Undervotes in Florida

Michael Herron pointed me to this paper by Laurin Frisina, James Honaker, Jeffrey Lewis, and himself, “Ballot Formats, Touchscreens, and Undervotes: A Study of the 2006 Midterm Elections in Florida”. Here’s the abstract:

The 2006 midterm elections in Florida have focused attention on undervotes, ballots on which no vote is recorded on a particular contest. This interest was sparked by the high undervote rate—more than 18,000 total undervotes out of 240,000 ballots cast—in Florida’s 13th Congressional District race, a race that, as of this paper’s writing, was decided by 369 votes. Using precinct-level voting returns, we show that the high undervote rate in the 13th Congressional District race was almost certainly caused by the way that one county’s (Sarasota’s) electronic touchscreen voting machines placed the 13th Congressional District race above the Florida Governor election on a single screen. We buttress this claim by showing that extraordinarily high undervote rates were also observed in the Florida Attorney General race in Charlotte and Lee Counties, places where that race appeared below the Governor race on the same screen. Using a statistical imputation model to identify and allocate excess undervotes, we find that there is a roughly 90 percent chance that the much-discussed Sarasota undervotes were pivotal in the very close 13th Congressional District race. Greater study and attention should be paid to how alternatives are presented to voters when touchscreen voting machines are employed.

They really did an impressive amount of work considering that the election just occurred. I haven’t tried to read the paper in great detail, but skipping to their model: I don’t really understand what’s happening on the bottom of page 34, in particular I don’t know what their “full-information liklelihood function” is (or what they mean by “full-information likelihood”). I’m also puzzled by their references to Shafer (1997) and King et al. (2001) since those papers use a multivariate normal model, and that doesn’t seem so relevant here). I agree that this is a missing-data problem, but I’d think it might make more sense to have a three-stage model: first, the probabilty of voting in that race at all; second, the probability of intending to vote for either of the two candidates; third, the probability of accidentally casting the ballot wrongly. Once the model had been fit, I’d then like to see estimates of all these probabilities; this would allow a more coherent story, I think.

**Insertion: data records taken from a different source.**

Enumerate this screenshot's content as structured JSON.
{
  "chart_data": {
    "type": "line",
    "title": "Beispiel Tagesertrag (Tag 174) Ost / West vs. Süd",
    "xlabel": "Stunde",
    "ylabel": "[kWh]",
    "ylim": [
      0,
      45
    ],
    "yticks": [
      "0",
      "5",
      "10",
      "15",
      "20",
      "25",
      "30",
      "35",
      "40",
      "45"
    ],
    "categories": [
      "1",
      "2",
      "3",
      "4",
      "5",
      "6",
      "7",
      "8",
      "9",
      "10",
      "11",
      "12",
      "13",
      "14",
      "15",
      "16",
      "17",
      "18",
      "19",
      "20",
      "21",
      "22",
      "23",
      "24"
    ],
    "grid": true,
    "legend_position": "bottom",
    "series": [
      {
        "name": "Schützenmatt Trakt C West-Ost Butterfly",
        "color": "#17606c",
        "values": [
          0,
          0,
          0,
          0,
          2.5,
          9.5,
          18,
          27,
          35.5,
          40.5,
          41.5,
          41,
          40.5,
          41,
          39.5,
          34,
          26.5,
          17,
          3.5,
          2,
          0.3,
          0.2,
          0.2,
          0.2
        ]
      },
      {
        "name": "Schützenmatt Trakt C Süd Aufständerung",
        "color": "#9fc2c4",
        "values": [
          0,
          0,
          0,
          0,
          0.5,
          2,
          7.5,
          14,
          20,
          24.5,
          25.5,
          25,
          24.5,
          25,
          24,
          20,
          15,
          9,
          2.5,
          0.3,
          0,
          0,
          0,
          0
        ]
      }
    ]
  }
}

Finally, I’ll be brief with my graphcial suggestions: Figure 3 should be a lineplot (that is, a graph with three lines, also could be called a parallel coordinate plot), then the lines could be labeled directly, no need for these ugly bar labels (Desoto appears to be a special case; it’s data could be described in the caption); Figure 4 can be done similarly, and can be put side by side with Figure 3 for better comparison; Figure 5 has information on 95% confidence bounds, but I don’t see in the text where these actually come from (also, the dots could be slightly smaller to reduce issues of overplotting, also I’d set both the x and y-axes to go exactly to zero (it’s a little disconcerting that the axes go negative), also I’d put the 2 axes on a common scale and label the axes identically (0, 10%, 20%, 30%) without the extra tick marks that are currently on the x-axis); Table 1 is slightly confusing partly because of replications: it should be listed by county, not district (with districts indicated as a column), which would reduce the number of rows by 2, also Table 3 should be folded into Table 1, I think; Table 2 should be a graph (or, if a table, the data should be premultiplied by 100 so that they’re in percentages (so that all the coefs except for “Senate Undervote Rate” will be muliplied by 100 and be easier to read), and all ests and se’s should be rounded ot the nearest percent (that’s right, we don’t need ot know that an se is 0.00482!); Figure 6 should be rotated 90 degrees so that you can read the county names, also there are way too many tick marks here, you can just do 0, 5%, 10%; Figure 7 is just ugly (I’d prefer using my “better than a boxplot” quantile scatterplot, unfortunately I haven’t written that up yet so I can hardly blame the authors for not using it here; Figure 8 should be a line plot (see comment on Figure 3 above); Figure 9 should be little dots (not circles), and axes should go from 0 to 100% (not from below 0 to above 100%), and “Voteshare” should be “Vote share”; Figure 10 should be combined with Figure 9 in a 2×2 grid of plots; Table 4 should, at the very least, round off the conf interval bounds to the nearest hundred votes, also round the probability to 90% (rather than 89.6%).